(接2月上)
……由于国民党部队一直在向南撤退,姐夫就随部队继续往南,先带着母亲和姐姐还有我经天津,坐货船到达了上海浦口。而后留在北平的哥哥李树华,也坐船来到上海江湾,找到了姐夫的野战医院,全家人在上海团聚。很快医院又撤到了南京,我们一家人又随着姐姐和姐夫来到了南京。
解放南京前,一家人又走散了。3个多月的时间里,母亲就带着我逃难到了杭州,通过张贴寻人启事的方式,终于在100多天后又将一家人聚齐了。
这时,姐夫跟随部队继续向南撤退,姐姐就和姐夫经舟山去了台湾。而母亲实在是不堪这种颠沛流离的生活,而舅舅又住在北平,于是母亲就带着我经南京又回到了北平,从此一家人就音信断绝,天涯各方。
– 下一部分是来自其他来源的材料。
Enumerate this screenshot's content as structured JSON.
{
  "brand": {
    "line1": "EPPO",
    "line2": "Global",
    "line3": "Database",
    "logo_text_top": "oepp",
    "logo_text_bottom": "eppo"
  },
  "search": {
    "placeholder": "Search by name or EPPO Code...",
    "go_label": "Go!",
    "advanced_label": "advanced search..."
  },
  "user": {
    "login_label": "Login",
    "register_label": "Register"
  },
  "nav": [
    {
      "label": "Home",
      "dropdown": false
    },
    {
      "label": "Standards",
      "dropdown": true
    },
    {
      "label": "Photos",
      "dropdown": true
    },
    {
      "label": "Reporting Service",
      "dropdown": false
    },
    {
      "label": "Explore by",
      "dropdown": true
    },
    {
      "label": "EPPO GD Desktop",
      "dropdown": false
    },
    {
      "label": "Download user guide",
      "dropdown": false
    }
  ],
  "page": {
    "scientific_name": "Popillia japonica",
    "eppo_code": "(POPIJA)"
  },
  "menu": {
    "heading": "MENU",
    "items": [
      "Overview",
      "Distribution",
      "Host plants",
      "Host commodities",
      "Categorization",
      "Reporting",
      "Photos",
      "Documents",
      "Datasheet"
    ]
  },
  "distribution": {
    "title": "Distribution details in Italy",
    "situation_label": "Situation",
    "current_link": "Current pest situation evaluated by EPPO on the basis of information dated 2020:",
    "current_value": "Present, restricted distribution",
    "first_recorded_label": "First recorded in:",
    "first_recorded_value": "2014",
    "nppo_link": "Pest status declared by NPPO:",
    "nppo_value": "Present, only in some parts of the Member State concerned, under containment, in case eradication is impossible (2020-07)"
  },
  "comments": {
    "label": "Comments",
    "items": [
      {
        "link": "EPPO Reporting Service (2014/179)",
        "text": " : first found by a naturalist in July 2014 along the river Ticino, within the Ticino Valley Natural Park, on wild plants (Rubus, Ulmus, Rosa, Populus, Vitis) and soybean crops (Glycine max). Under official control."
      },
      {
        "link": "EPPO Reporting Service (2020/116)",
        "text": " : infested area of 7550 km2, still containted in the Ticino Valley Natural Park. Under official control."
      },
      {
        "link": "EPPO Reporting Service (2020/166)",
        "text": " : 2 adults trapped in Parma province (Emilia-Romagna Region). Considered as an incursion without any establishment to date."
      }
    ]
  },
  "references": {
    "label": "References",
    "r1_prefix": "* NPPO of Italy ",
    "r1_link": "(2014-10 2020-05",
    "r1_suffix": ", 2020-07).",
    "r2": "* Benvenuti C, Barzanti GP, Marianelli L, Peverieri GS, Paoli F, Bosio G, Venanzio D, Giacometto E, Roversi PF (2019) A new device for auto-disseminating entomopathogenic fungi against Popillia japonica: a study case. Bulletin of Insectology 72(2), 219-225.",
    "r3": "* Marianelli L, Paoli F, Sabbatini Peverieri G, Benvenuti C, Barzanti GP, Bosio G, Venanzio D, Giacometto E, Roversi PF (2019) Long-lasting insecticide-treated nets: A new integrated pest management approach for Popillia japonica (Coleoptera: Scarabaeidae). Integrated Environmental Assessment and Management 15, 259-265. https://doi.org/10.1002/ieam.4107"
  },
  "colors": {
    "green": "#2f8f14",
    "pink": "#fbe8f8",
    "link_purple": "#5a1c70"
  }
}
直到改革开放后,我们兄弟二人才得以和姐姐一家团聚。
后来也因为姐姐和姐夫经历的原因,我没能走进部队,却误打误撞地走进了麻醉界的大门,这是后话了。
回到北平后,经人介绍母亲到永定路一所建在寺庙里的小学任教,白天母亲在学校教书,晚上将母亲教室的书桌当做床,铺上被子,一家人就睡在那里。日子依然艰辛,但总算稳定下来了。
孩提时的我性格顽皮淘气,上课时总爱捣乱。母亲只好安排我到10里之外的蓝靛厂小学上学,并特意找了一位非常严厉的黄姓老师管教我。
▲中学时期的李树人(前排右三)
10几里的路途,对当时我来说还是段较远的距离,由于已是10多岁了,无论刮风还是下雨,上下学都是我一个人来回走过来的。每天早上我必须6点半之前从家里出发,才能赶上8点半的上课铃声。中午学校不提供午餐,母亲不得不在头一天晚上烙好几张饼,再带上几个窝头和咸菜作为第二天的午餐。学校下午4点半下学。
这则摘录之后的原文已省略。